Every morning for almost 20 years, Fazilat Usvalieva, a 56-year-old housekeeper from the village of Gulistan in Uzbekistan’s Fergana region, would take a jerrycan and walk five kilometres to the nearest well to collect water.
Ten litres of water for just half a day: to drink, cook and wash, as well as provide water for her livestock.
A former nurse, Fazilat is the only breadwinner for her family, relying on her modest retirement wage and occasional seasonal farming. She supports her unemployed daughter, daughter's husband and their three children. Fazilat’s own husband is often abroad looking for job opportunities.
Fazilat's story is not uncommon here. With one out of five men now living and working abroad, many women here are sole breadwinners. The burden of carrying water merely adds to the myriad responsibilities they already juggle.
With its 4,500 inhabitants, Gulistan is just 20 kilometres from the region’s main city of Fergana, but worlds away in terms of infrastructure.
Like many other villages in Uzbekistan, it has a school, kindergarten and rural health clinic, but no access to safe drinking water. The infrastructure of the outdated water supply systems was in disrepair.
The lack of clean water affects more than household consumption. At the local school and kindergarten, no running water meant no bathrooms and nowhere for kids to drink or wash their hands. To prepare tea and lunch, teachers had to travel five kilometres to the nearest well every morning, taking their focus away from teaching.
“You can imagine how difficult it is,” one teacher noted. “After walking a couple of kilometres, you start to lose your physical strength and your knees start shaking while you try to balance holding two buckets.”
And how do you teach proper hygiene?
“Imagine instructing kids to wash their hands several times a day and before eating when there is no water,” explains Shakhzoda Djalilova, the kindergarten director.
The clinic wasn’t any better off. Staff also had to travel to wells, and unsafe water means high infection rates among patients.
Over the last 20 years, the municipality has delivered water to residents, schools and the clinic. But the population has almost doubled since 1998, increasing demand for water and a permanent and sustainable solution for accessing it.
Because of its geographical location, Uzbekistan receives 85% of water from neighboring upstream countries, the remainder from small Uzbek water sources.
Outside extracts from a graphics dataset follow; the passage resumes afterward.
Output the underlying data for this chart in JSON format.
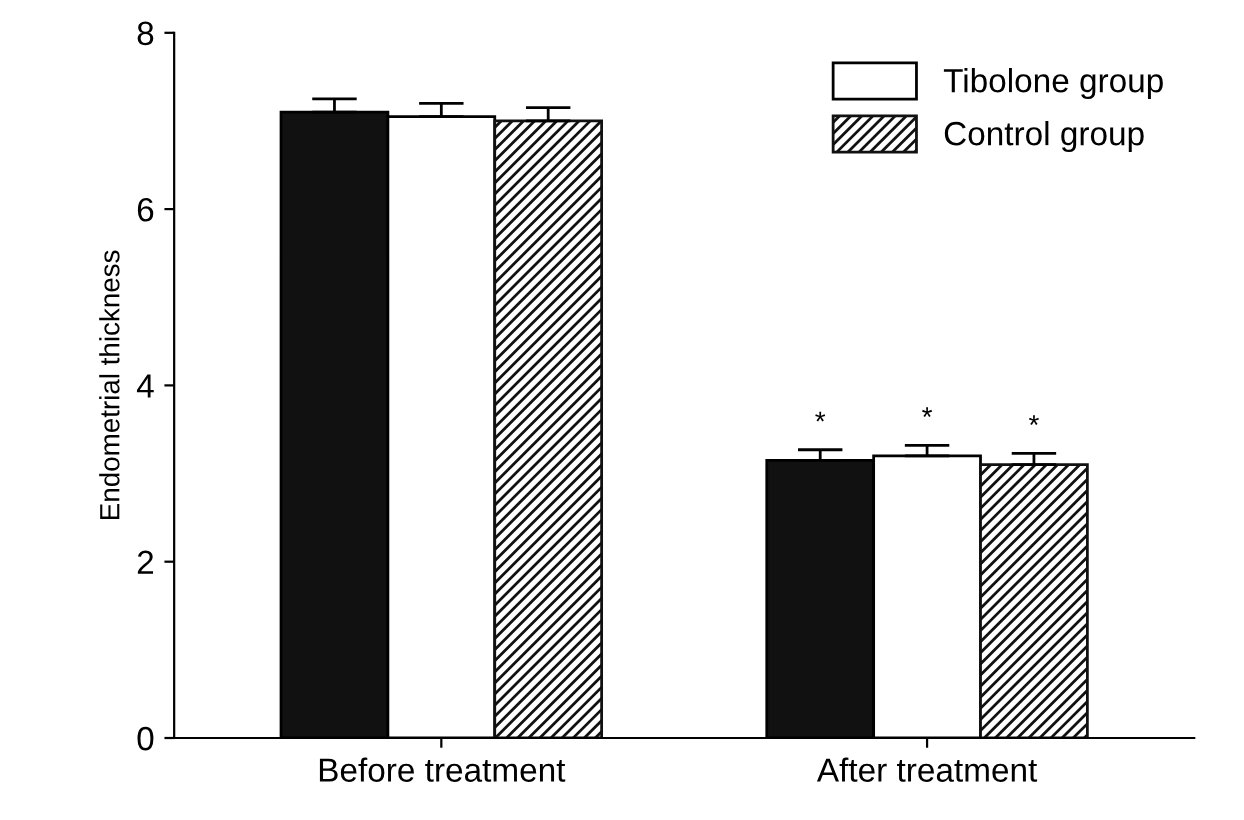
{
  "chart_data": {
    "type": "bar",
    "ylabel": "Endometrial thickness",
    "categories": [
      "Before treatment",
      "After treatment"
    ],
    "series": [
      {
        "color": "#111111",
        "values": [
          7.1,
          3.15
        ],
        "errors": [
          0.15,
          0.12
        ]
      },
      {
        "name": "Tibolone group",
        "color": "#ffffff",
        "values": [
          7.05,
          3.2
        ],
        "errors": [
          0.15,
          0.12
        ]
      },
      {
        "name": "Control group",
        "color": "#111111",
        "values": [
          7.0,
          3.1
        ],
        "errors": [
          0.15,
          0.13
        ]
      }
    ],
    "annotations": [
      "*",
      "*",
      "*"
    ],
    "ylim": [
      0,
      8
    ],
    "yticks": [
      0,
      2,
      4,
      6,
      8
    ],
    "grid": false,
    "legend": "top right"
  }
}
In a country rapidly expanding in both population and economic development, improving the system is of paramount importance.
The Government of Uzbekistan has recently adopted a development strategy that aims to enhance the living standard of millions. That effort is creating additional impetus for solving problems like Gulistan’s water crisis. In fact, the village is now a pilot for providing 100 percent municipal coverage, with local inhabitants in the driving seat.
Villagers joined the planning, and many helped construct the brand new potable water network. A newly established local water council has been trained to maintain the system.
“For many years, people kept hoping that one day, water would arrive,” says Abdukhalim Ismoilov, president of the group. “When we started the initial renovation plans, we were not expecting the local community to organize and help us. It took us only half a year to finish construction and fully renovate the water system and water tower.”
For the health clinic and school, the results are impressive. There has been a rapid decrease in infections among patients. The number of children attending kindergarten increased from 165 to 200, with dozens coming from neighbouring villages without water.
“I see our kids smile,” says Shakzoda. “The next step is to teach them how to conserve the precious water.”
Filling up a glass of water from her tap, Fazilat recalls the past as she watches her three grandchildren play.
“What a hard task that was. During the winter, especially when it was dark, I sometimes asked my grandchildren to accompany me, interrupting their homework. Even more difficult was the realization that my grandchildren would also share my “water carrying” destiny, which I inherited from my mother. Now, that’s not a worry anymore.”
Every evening after washing dishes and helping with her grandchildren’s homework, Fazilat reads her favourite book. She never had time or energy for reading, but now can enjoy it.
Neither she, nor anyone in Gulistan, has to carry water anymore.
The successful work in Gulistan is part of a larger initiative funded by the European Union and carried out by UNDP to help Uzbekistan manage water resources in the country’s rural areas by working closely with water users and farm associations and increasing public awareness on rational water use.